Marcial Di Fonzo Bo. L’effet de “déjà-vu” fait que le spectateur se rappelle de la scène et croit s’en souvenir comme elle est. Il est donc intéressant d’adjoindre des modifications, même infimes, de ce qu’on montre une seconde fois d’un autre point de vue.
Élise Vigier. De la même manière que dans les fausses pistes, on a travaillé sur de faux raccords, des phrases dites par d’autres personnages. C’est un écho au propos sur la réalité, ce qu’on a vu ou pas et ce qu’on saisit en fonction. Comment se construisent les points de vue et les avis sur les choses…

Comment analysez-vous la fin de la pièce, sur un entre-deux ?

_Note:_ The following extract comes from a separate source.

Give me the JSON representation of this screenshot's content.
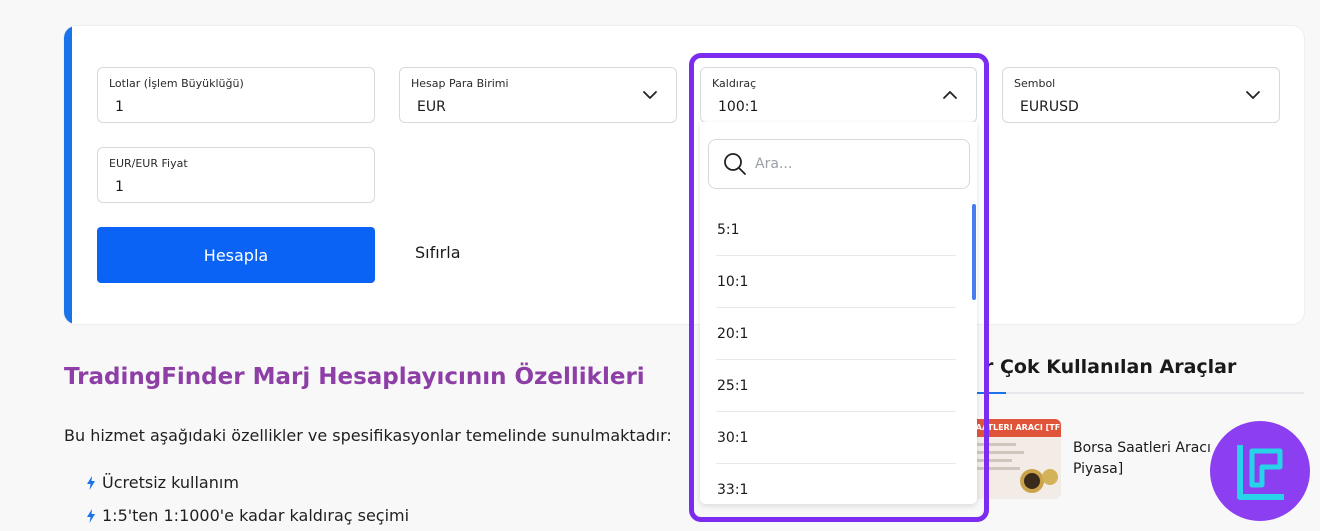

Photos de Christophe Raynaud De Lage

Élise Vigier. Nous restons sur un tas de questions : peut-on se comprendre ? À qui appartiennent la terre, la charrue, la politique, les mots ? Ces derniers sont-ils une arme ? Ou au contraire, les armes peuvent-elles régler les maux ? Tout est condensé et déplacé…
Marcial Di Fonzo Bo. L’ensemble de la pièce est la fin de quelque chose. On voit bien que la veille de la défaite, une réorganisation de la société se met en place. Tout se joue en luttes incessantes, à demi voilées. Quelle idéologie aura le dessus dans ce moment complexe de l’histoire ? Rafael explique que nous vivons dans la défaite de la Guerre civile espagnole. Si elle s’était finie autrement, notre histoire n’aurait pas été la même et les événements suivants sur le continent non plus. La pièce ne cesse de pointer ce moment là et présente trois versions de la défaite. La liste contenant les noms de résistants devient complètement idiote car les personnages sont totalement dépassés par les événements. Ne reste que le dictionnaire de katak, cette nouvelle langue universelle, un projet humaniste magnifique. On ne peut dévoiler la fin mais elle est de toute façon sans conclusion. Elle ouvre un tas de réflexions…
Élise Vigier. Notamment sur l’Europe d’aujourd’hui, ce projet de vivre ensemble en demandant où en sont les fascismes ? Les révolutions ? Tout ça sans didactisme. Le tic-tac de la bombe continue et, en même temps, on est libre de penser tout cela, de se questionner…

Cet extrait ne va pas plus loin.